Clause 3 - Savings credit
State Pension Credit Bill [Lords]
10:45 am

Ms Maria Eagle (Parliamentary Under-Secretary (Minister for Disabled People), Department for Work and Pensions; Liverpool, Garston, Labour)
The hon. Gentleman is not a lawyer, but if he were he would know that someone will always challenge provisions if the outcome is unequal. Never mind the fact that the system is unequal in that men and women in the same circumstances do not receive the same amount of money—if there were a difference, there would be a man who, although he was benefiting, would claim that he should receive the higher amount. In all conscience as a Government, we cannot proceed on the basis that a legal challenge is possible and that we know that what we are doing is wrong but hope that no one will bring a case. That would not be a responsible way to conduct ourselves in government.
The other difficulty with the amendment is that it would cause strange outcomes for some recipients. Some men, for example, would be rewarded for their savings while aged between 60 and 64 and have the calculation based on state pension accrued before the end of their working lives. When they reached 65, however, they would find all their savings rewarded less or not at all. There are instances in which a man could receive a savings credit element between 60 and 64 and lose it when he hit 65, which would be difficult to explain.

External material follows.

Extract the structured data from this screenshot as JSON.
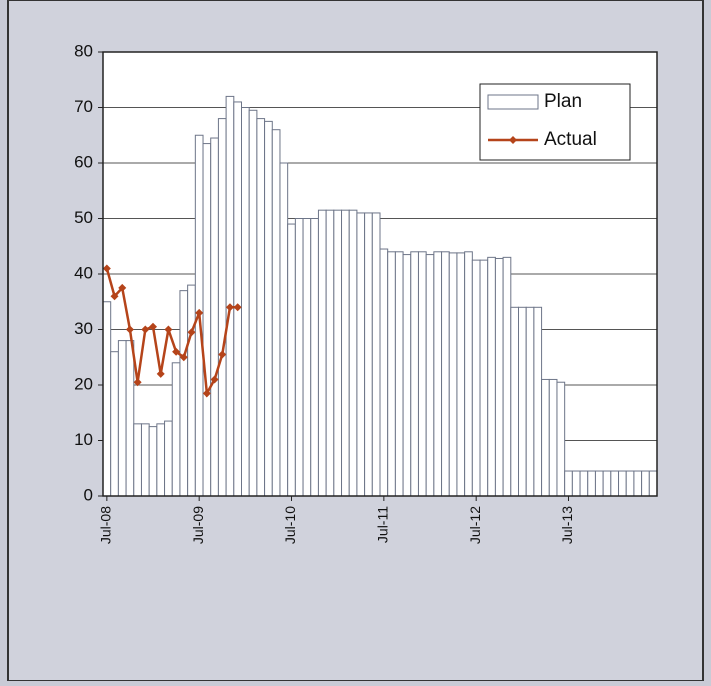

I shall give the hon. Gentleman an example. Let us consider the case of a 64-year-old man who has a £60 personal pension but no basic state pension, because he is not yet 65, and no other income. Based on his contributions to date, he would receive a full basic state pension—that is, he would receive £77 when he was old enough. Under the amendment, he would receive £13.80 savings credit. When he turned 65, he would keep his £60 personal pension and receive his £77 a week basic state pension, so under the amendment his savings credit would be reduced from £13.80 to zero.
With the best will in the world, the hon. Gentleman is trying to find a way to include men aged 60 to 64 and to equalise and introduce savings credit at 60 rather than 65. However, the impact on the man in my example would be that he would receive savings credit to begin with, but lose it when he hit state pension retirement age or when he retired.